Before I go further, if you are planning suicide, I highly encourage you to call the
National Suicide Prevention Lifeline at 1-800-273-8255.
“He feels pessimistic about any future. Some time ago, early in his life, he formed a fixed idea, a flawed concept of what tolerable happiness might be, but his great tragedy was that he defined it in such a way that he could never attain it. It is present from the very beginning, in the very first few sentences. It is the pain, the enduring psychological pain that darkens his life. It is a pain that, in his psyche, is unbearable, intolerable, unendurable, and unacceptable. In his terms, it is better to stop the cacophony in his mind that to endure the unbearable noise.” - Edwin Shneidman, Autopsy of a Suicidal Mind
Dr. Shneidman, the father of modern-day suicidology, researched why people killed themselves in an attempt to find reliable indicators that medical professionals could use to recognize when someone may be at risk for suicide.
A friend asked me why someone might choose to end their life by suicide in a particular place. I can speak from personal experience, as well as from what the historical research into suicide can elucidate.
In the United States, we are familiar with the high rate of suicide at the Golden Gate Bridge, but you may be unfamiliar with the Nanjing Yangtze River Bridge in China.
The beauty of an expanse of water is a romantic human notion. We are drawn to the possibility of something beyond, and it requires very little imagination to see that dying by jumping off a bridge can, “merge the needs for nurturance and death that occurs in the suicidal mind” (Joiner).
If you believe someone snaps, and jumps off a bridge or slits their wrists in a bathtub; let me disabuse you of that idea.
The act itself may be impulsive, but everything that led up to the attempt was planned. I planned to kill myself by hanging in my basement apartment of my parents house.
Why? Did I not care that my family would be the first to find me? Of course I cared, but my thinking was so distorted that those thoughts barely registered in my mind.
I planned to die in my home for two simple reasons. One, I was comfortable there. Two, I knew the rhythms. I knew when everyone was asleep, or when the house was deserted. I could plan, intimately, the details of exactly where I wanted to end my life.
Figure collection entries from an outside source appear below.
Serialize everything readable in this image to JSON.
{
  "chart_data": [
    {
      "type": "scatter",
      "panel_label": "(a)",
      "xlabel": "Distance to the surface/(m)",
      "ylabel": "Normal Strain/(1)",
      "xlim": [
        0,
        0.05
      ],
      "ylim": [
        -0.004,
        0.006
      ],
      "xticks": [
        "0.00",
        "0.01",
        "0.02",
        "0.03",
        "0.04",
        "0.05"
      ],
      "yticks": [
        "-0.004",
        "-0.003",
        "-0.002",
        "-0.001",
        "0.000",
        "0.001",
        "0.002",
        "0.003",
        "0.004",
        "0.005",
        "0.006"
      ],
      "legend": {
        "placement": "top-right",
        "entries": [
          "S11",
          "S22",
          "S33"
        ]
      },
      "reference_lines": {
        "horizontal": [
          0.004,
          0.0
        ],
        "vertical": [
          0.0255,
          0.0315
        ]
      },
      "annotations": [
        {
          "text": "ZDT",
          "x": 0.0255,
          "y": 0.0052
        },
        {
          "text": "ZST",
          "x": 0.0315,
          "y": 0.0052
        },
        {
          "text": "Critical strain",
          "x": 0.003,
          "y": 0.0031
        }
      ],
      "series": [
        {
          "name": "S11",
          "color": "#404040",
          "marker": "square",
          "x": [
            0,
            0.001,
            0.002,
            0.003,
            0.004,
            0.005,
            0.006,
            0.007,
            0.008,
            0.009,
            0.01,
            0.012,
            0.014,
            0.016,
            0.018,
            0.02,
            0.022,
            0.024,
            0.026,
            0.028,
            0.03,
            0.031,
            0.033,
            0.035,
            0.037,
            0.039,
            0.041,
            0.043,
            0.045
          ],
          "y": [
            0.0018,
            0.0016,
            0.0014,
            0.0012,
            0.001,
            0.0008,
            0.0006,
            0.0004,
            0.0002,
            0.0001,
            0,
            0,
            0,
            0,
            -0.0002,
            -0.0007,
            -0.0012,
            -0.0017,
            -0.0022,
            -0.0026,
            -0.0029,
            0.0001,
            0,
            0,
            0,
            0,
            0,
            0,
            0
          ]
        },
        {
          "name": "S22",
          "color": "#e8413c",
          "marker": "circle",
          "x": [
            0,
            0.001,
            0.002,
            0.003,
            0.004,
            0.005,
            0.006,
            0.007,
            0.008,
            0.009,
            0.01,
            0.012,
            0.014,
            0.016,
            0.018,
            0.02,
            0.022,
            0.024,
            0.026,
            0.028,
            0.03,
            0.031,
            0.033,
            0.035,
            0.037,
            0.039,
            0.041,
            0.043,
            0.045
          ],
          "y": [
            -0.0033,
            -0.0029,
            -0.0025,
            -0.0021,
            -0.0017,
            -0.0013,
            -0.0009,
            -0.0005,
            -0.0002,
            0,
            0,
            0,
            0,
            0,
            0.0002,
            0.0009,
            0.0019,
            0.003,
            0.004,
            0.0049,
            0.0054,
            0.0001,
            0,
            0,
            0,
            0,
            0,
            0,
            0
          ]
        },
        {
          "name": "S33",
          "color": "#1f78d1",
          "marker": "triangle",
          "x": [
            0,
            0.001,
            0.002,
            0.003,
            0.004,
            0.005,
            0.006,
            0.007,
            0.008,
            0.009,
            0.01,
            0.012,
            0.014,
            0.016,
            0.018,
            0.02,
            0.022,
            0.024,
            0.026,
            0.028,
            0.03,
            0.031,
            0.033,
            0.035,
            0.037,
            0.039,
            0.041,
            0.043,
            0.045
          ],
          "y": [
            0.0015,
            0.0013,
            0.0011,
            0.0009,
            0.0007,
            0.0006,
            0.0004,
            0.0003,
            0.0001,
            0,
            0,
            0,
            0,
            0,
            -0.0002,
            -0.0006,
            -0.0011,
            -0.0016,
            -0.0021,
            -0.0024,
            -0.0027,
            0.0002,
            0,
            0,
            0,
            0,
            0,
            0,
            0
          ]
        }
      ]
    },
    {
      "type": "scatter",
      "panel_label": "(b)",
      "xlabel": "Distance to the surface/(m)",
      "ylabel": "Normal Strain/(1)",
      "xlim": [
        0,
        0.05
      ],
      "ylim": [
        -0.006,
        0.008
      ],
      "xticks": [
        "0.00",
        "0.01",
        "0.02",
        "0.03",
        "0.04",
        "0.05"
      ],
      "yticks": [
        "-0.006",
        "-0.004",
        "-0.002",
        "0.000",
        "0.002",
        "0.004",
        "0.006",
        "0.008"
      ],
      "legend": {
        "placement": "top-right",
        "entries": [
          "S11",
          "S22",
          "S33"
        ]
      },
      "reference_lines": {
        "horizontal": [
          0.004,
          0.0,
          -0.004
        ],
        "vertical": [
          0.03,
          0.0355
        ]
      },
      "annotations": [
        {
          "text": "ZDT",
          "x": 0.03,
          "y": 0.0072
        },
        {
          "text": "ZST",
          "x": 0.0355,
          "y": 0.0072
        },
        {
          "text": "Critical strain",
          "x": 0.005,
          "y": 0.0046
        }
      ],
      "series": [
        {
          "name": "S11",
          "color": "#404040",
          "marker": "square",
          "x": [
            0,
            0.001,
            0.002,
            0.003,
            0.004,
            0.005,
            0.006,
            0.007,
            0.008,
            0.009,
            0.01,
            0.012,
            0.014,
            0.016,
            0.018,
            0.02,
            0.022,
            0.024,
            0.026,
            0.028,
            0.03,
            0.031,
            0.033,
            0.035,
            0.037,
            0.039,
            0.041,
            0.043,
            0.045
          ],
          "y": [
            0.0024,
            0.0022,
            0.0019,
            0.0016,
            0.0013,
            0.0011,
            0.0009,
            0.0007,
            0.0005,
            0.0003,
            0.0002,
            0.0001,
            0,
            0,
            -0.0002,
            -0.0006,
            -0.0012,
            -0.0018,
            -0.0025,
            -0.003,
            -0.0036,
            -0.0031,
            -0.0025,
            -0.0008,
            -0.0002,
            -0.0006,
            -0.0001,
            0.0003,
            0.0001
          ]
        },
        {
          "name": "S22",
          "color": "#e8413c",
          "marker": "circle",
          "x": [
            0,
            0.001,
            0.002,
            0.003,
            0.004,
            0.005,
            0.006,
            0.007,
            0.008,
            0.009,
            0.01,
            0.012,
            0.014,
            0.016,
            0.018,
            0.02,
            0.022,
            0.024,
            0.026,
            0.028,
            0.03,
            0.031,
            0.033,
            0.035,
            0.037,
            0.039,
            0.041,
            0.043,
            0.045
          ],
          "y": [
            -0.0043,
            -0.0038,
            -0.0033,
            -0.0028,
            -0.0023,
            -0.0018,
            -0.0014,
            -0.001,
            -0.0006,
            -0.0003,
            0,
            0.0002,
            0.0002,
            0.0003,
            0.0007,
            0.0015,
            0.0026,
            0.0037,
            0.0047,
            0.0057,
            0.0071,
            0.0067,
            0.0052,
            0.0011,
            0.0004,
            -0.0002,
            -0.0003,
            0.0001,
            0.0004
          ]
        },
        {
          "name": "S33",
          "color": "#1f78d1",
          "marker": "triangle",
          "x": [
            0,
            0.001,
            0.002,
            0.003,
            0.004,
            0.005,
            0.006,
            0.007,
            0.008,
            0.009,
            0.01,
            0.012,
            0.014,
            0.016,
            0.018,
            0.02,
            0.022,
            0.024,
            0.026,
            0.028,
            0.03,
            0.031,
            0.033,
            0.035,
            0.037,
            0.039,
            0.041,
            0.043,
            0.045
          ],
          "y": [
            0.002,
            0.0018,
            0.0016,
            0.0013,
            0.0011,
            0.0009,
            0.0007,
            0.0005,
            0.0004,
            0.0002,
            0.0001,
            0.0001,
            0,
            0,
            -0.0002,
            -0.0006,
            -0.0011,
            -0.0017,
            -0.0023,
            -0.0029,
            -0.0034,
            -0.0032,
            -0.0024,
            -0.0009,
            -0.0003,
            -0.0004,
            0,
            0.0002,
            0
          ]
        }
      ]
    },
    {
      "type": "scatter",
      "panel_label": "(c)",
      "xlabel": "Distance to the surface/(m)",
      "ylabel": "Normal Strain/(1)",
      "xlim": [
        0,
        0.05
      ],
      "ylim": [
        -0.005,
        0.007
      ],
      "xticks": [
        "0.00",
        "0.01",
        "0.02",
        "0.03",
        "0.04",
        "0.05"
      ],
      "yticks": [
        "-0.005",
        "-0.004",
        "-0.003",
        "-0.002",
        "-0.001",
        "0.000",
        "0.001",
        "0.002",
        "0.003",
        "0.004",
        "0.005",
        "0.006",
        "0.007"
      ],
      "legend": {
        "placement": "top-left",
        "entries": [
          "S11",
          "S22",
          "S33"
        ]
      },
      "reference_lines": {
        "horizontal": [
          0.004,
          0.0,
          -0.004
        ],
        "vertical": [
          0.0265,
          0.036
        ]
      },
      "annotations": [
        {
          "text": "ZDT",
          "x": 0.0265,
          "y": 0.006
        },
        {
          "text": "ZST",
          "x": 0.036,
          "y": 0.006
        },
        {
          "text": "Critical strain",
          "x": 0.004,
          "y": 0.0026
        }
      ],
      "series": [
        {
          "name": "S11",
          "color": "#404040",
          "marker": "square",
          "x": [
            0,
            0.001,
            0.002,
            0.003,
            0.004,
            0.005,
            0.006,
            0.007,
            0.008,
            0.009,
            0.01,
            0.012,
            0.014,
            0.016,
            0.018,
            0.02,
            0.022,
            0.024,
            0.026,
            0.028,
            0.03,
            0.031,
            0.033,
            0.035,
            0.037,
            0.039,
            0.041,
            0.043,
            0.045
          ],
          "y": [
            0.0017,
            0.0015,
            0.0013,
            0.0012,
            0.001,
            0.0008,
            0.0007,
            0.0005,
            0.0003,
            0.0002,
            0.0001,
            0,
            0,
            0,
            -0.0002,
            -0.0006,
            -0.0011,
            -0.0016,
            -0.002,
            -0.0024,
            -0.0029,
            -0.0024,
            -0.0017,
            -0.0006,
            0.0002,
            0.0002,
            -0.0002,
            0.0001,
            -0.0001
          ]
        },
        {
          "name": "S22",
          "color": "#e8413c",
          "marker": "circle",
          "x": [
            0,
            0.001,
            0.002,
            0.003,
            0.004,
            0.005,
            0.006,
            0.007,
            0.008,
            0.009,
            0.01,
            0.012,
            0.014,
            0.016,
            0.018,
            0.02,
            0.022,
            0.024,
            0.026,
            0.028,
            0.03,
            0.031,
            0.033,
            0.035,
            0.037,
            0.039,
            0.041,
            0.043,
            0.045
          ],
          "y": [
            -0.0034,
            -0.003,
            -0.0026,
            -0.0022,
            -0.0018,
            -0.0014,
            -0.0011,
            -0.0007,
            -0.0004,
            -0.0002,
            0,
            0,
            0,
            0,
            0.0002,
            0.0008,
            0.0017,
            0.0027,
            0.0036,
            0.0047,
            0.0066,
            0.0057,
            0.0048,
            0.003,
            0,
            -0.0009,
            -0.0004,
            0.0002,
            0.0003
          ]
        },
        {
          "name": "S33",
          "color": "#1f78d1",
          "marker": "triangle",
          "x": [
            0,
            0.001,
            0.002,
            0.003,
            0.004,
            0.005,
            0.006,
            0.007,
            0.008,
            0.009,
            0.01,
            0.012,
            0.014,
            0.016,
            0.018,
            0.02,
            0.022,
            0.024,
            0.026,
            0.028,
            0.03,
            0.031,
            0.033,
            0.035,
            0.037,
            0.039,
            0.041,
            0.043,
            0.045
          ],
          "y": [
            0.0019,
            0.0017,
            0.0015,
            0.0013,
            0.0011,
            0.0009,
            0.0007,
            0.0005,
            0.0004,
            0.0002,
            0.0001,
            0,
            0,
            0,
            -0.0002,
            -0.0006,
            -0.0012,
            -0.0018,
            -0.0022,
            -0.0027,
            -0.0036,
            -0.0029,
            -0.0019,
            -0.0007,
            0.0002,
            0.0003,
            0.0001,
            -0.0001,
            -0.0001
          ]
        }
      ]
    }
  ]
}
Joiner again says it best,
“Planfulness regarding episodes of self-harm represented a significant risk factor for later completed suicide. Planfulness requires competence, which in my model is a key aspect of the acquired capability for lethal self-injury.”
Someone may choose to jump off a memorable bridge or building for a degree of flair, but also because they have read about people dying, and succeeding, at these locations. Whereas another person might choose to end their life in their home or their office, because that is where they are most comfortable.
Still others, myself include, might get a hotel room. Where there is a semblance of home, combined with the knowledge that no one will disturb you if you put that little sign on your door.
Reasons for choosing a location are as varied as our preferences for why we choose to move, or the work on which we embark. It may be due to convenience, to allure, comfort, control, accessibility; the list is truly endless.
These are all answers that we can consider if we are faced with the terrible question, why? Why did my friend, spouse, child, coworker kill themselves? Why there?
I will tackle these questions and more as I explore my own experiences, in the hopes that my search for better answers will help others.